Otras veces, no pudiendo soportar más la espera, era él quien llamaba y después de haber intentado hacerla descender de sus fantasías, de sus zalamerías y de sus sueños lograba arrancarle unos minutos al final del día que la mayoría de las veces no iban más allá del tiempo de tomar una copa en el bar del hotel Colón, donde por un motivo u otro siempre había de pasar antes de cenar para entrevistarse con algún personaje, o la vaga promesa de que quizás se encontrarían en Boccaccio después de la medianoche.
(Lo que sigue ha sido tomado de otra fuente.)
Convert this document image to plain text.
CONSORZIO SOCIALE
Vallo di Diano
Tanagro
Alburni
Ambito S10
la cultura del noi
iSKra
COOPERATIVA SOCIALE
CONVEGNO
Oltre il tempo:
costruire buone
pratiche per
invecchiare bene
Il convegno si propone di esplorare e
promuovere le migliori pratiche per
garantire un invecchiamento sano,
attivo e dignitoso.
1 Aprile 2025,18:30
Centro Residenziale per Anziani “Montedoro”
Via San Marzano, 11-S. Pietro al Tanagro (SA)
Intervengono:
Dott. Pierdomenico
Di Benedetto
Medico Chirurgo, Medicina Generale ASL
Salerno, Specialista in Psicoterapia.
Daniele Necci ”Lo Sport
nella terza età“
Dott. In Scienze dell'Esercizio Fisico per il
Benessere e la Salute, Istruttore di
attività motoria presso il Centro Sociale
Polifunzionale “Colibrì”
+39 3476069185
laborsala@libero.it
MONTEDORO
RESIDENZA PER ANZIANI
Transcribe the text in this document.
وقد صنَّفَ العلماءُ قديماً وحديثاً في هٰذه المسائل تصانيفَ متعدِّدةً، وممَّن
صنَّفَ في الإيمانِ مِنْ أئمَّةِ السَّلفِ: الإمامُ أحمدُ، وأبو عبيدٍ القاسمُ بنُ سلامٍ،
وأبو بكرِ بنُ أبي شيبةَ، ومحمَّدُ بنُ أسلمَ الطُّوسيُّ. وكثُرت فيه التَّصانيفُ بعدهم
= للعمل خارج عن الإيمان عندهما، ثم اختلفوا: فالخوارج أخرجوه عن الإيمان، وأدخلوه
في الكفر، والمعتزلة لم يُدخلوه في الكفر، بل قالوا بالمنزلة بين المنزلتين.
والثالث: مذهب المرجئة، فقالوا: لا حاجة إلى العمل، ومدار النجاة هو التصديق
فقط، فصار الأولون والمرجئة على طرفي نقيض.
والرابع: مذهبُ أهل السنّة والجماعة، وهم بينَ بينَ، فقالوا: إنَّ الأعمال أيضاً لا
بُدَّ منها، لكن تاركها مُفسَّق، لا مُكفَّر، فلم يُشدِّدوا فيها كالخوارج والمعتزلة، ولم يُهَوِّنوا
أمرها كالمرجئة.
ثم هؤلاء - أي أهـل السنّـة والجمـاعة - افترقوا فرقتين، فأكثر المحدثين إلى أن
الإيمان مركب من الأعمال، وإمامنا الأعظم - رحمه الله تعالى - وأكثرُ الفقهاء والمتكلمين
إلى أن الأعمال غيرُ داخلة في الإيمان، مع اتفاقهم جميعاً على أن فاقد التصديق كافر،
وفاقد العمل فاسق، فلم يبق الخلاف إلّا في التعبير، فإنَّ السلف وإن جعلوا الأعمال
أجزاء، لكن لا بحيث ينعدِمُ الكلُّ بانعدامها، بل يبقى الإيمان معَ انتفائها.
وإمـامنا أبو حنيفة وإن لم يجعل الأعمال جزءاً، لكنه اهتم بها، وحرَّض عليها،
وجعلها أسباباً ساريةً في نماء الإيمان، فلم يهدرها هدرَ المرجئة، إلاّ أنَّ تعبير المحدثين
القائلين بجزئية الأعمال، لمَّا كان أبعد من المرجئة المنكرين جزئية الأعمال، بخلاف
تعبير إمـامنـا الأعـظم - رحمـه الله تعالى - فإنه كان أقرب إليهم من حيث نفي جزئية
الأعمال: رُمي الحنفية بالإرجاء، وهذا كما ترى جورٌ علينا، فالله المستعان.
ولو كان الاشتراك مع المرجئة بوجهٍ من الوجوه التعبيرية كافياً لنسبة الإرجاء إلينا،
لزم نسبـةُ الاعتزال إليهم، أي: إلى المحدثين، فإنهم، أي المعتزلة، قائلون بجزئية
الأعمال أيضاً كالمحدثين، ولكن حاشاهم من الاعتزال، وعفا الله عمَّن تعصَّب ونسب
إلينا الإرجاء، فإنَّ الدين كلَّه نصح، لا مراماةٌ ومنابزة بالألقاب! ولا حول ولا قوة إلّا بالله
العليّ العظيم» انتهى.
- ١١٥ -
No era mucho, pero le tranquilizaba. Era como poner un límite al tiempo infinito, como fabricar un objetivo preciso al final del día, como enmarcar un paisaje o vislumbrar el punto final de las horas interminables que tenía ante sí. Entonces llamaba a la productora con la seguridad de que nada había de ocurrir porque a Federico cada vez le era más difícil conseguir los permisos, y salía a la calle y caminaba por la Gran Vía hasta internarse en el barrio de Santa Catalina bordeando callejas empedradas, evitando el ruido de la Vía Layetana sumida siempre en la penumbra y por el barrio umbroso de Santa María del Mar salía a la plaza de Palacio y al paseo de Colón. La tarde se estaba velando y un sol tibio, oreado, trataba de abrirse paso entre las nubes. El cielo movido de invierno se oscurecía a veces cobrando el ambiente la humedad oscura del asfalto. Se desperezaban las palmeras con la brisa del mar y los claros de luz que el viento dejaba en la ciudad le confundían. Cuando sea rico, pensaba desde el pedestal de su inactividad, viviré en el piso más alto de una de esas casas sólidas y patriarcales de grandes portalones y escaleras de amplio vuelo, y tras las persianas de mi habitación descubriré todos los días a lo lejos el mar más allá de los tinglados y los mástiles de los veleros y cuando se ponga el sol contemplaré desde mi casa la línea nítida del horizonte rojo de atardecer. Volvía a mirar el reloj para convencerse de que faltaban sólo dos horas para esa copa al final de la tarde porque de repente el paseo adquiría con la luz un tono de mañana de fiesta que duraba unos instantes antes de caer la lluvia. Poco a poco los claros se hacían más escasos, las palmeras se calmaban, se oscurecían las fachadas ya de por sí oscuras del paseo y al poco rato se encendían las farolas, los faros de los coches coincidían con un guirigay de bocinas porque había comenzado a caer la lluvia suave, sin gotas ni goterones, tan tenue que se confundía casi con la humedad densa que la había precedido.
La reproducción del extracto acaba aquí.